We tested the model with three news articles from the internet:

```python
test_news = [
"Michigan governor denies misleading U.S. House on Flint water...",
"WATCH: Fox News Host Loses Her Sh*t, Says Investigating Russia...",
"Sarah Palin Celebrates After White Man Who Pulled Gun On Black..."
]

test_news_vectors = [preprocess_and_vectorize(n) for n in test_news]
results = clf.predict(test_news_vectors)
print(results) # Output: array([1, 0, 0], dtype=int64)
```

Results interpretation:
- Article 1 (Michigan governor): Classified as real (1)
- Article 2 (Fox News Host): Classified as fake (0)
- Article 3 (Sarah Palin): Classified as fake (0)

## 🎭 Conclusion

Our Word2Vec-based fake news detection model demonstrates high accuracy in distinguishing between real and fake news articles.

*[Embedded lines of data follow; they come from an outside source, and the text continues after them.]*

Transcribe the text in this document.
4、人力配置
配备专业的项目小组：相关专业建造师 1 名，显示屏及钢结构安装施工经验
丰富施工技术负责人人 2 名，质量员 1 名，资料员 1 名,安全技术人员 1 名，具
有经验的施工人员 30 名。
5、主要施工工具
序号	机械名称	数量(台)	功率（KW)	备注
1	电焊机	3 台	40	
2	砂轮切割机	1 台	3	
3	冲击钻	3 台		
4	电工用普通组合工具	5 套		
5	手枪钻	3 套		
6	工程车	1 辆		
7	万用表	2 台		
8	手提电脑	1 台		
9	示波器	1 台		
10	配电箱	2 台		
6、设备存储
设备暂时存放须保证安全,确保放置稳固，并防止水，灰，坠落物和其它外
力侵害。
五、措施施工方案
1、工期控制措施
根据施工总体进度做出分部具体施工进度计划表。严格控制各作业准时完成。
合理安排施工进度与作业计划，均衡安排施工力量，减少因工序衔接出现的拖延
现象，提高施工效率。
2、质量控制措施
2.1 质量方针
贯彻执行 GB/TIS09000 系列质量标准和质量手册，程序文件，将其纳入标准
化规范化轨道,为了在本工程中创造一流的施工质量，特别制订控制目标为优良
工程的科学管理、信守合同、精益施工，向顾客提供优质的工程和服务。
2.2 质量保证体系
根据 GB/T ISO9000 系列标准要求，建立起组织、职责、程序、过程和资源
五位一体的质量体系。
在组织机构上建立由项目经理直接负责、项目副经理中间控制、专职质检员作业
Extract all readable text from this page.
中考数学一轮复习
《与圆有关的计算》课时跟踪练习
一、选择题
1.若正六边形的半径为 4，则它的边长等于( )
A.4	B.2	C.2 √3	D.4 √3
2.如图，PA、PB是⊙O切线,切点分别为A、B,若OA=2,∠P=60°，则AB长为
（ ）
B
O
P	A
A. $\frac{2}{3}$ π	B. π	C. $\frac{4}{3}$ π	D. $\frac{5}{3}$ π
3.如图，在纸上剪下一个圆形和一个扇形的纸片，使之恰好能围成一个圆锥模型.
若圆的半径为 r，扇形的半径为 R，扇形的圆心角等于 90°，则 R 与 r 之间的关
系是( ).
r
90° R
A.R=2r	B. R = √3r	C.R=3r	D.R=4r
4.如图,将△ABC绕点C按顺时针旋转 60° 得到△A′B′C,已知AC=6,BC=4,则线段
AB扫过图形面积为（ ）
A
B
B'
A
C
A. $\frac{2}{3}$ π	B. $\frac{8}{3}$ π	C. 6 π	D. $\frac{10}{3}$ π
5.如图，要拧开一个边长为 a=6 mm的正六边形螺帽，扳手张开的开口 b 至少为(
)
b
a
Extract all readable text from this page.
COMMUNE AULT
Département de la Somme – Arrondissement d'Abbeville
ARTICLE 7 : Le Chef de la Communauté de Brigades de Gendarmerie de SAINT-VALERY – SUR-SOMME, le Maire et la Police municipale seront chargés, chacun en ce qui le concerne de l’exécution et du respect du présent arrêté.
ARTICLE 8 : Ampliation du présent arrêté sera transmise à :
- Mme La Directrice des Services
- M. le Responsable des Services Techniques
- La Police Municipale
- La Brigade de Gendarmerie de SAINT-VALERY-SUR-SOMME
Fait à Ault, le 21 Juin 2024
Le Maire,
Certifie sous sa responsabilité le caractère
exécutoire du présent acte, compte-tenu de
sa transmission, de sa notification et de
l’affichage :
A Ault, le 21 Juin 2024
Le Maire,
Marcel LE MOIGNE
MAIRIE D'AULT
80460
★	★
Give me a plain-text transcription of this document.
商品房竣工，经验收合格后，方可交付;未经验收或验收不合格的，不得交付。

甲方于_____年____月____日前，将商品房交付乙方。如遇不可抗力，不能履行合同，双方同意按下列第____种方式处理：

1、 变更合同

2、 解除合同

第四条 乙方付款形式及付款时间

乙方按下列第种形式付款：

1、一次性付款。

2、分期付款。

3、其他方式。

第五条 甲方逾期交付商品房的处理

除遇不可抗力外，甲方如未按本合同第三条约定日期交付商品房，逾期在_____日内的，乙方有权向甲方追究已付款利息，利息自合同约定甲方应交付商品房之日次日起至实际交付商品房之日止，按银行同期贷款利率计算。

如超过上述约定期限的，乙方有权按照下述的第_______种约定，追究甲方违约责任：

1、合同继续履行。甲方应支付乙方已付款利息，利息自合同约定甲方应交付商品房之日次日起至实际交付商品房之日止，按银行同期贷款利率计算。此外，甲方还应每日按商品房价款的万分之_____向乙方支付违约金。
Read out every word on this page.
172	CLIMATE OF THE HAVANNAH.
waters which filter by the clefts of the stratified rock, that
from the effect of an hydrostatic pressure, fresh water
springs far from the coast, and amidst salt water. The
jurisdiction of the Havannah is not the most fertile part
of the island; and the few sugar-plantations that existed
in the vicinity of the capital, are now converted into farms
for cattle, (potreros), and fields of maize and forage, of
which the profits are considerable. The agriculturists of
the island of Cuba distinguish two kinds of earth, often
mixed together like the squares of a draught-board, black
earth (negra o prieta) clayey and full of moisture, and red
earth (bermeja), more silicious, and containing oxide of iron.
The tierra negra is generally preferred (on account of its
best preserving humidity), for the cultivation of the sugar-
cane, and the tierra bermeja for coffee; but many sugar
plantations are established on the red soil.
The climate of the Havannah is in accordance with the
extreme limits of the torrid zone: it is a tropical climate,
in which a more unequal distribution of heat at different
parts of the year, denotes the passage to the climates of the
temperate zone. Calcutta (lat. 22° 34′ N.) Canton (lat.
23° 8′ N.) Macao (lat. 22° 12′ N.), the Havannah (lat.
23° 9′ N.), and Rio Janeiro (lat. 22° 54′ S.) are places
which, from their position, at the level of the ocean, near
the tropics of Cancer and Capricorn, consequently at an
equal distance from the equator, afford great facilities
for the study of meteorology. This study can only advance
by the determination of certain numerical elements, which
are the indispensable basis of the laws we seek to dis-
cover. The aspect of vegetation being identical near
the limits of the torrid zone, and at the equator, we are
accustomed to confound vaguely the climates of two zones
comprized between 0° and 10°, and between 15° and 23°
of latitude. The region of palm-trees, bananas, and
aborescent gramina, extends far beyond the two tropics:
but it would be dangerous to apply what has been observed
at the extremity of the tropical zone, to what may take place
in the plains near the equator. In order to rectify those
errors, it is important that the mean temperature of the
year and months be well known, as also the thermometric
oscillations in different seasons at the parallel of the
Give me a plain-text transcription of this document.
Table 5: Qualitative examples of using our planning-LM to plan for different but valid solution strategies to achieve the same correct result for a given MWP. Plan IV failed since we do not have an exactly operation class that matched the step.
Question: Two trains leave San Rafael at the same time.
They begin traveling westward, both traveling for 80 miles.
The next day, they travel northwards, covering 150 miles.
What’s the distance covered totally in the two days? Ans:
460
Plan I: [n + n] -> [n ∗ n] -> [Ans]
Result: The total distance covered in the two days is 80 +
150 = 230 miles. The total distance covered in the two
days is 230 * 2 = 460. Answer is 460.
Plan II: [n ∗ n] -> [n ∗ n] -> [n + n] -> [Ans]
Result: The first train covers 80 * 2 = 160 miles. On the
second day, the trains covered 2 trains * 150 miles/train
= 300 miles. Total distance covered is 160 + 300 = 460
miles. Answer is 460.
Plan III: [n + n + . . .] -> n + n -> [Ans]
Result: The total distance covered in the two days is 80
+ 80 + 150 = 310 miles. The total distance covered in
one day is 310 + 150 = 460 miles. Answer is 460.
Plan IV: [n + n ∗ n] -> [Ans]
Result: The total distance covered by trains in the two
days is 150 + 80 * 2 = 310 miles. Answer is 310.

By leveraging pre-trained word embeddings and a powerful classifier, we've created a robust system capable of generalizing to unseen news articles from various sources.

## 🚀 Future Work

1. Experiment with other word embedding techniques (e.g., BERT, RoBERTa)
2. Implement an attention mechanism to focus on key parts of articles
3. Develop a user-friendly web interface for real-time fake news detection
4. Expand the dataset to include more diverse news sources and languages
5. Investigate the model's performance on different types of misinformation (e.g., satire, propaganda)

---

📌 **Note**: While this model shows promising results, it's important to use it as part of a broader fact-checking process. Always verify information from multiple reliable sources.